Design Notes and Rationale
For a comparison of (an older rendition of) foof-loop with other contemporary looping macros, see the Usenet article with message-id <firstname.lastname@example.org> posted on comp.lang.scheme in September of 2006. Also, for extended comparative examples, see http://mumble.net/~campbell/scheme/loop-comparison.scm. These design notes pertain more specifically to choices made for Taylor R. Campbell's variant of the macro.
Always, in the built-in iterators' bounding intervals -- for iteration over ranges of numbers, over segments of vectors, &c. --, the lower bound is inclusive and the upper bound is exclusive. It doesn't matter whether one starts from the upper bound and goes to the lower bound or vice versa: the lower bound is inclusive and the upper bound is exclusive.

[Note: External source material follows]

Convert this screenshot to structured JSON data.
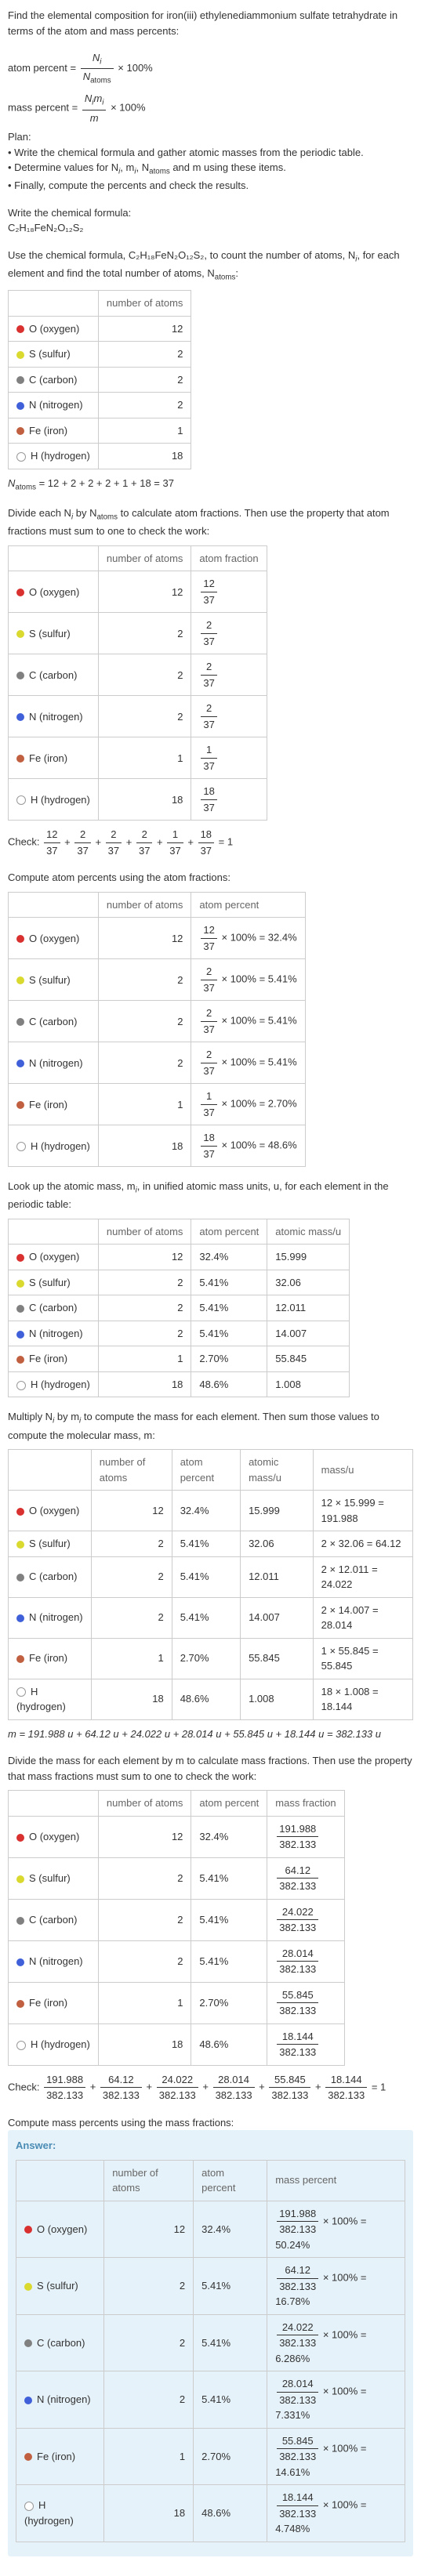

My experience is that any inconsistency in this regard is a damning path to confusing doom of program clarity. Off-by-one errors are still possible, of course, especially if the looping macros are mixed with other systems that do not follow this strict convention. However, between R5RS and foof-loop, it is *much* easier to do the right thing from the start, without having to meticulously adjust any upper bounds, especially for backward iteration that starts from the upper bound. If you find that you are performing such meticulous adjustment, ask yourself whether you are doing the right thing, and if the answer is `yes', I'd like to hear about it.
To reiterate, since this is very important:
The lower bound is always inclusive. The upper bound is always exclusive. It does not matter which bound you start from.
If you write any of your own custom iterators that involve any sort of bounding intervals, *PLEASE* adhere to these rules unless you have an extremely good reason not to, which I'd like to hear about if you do.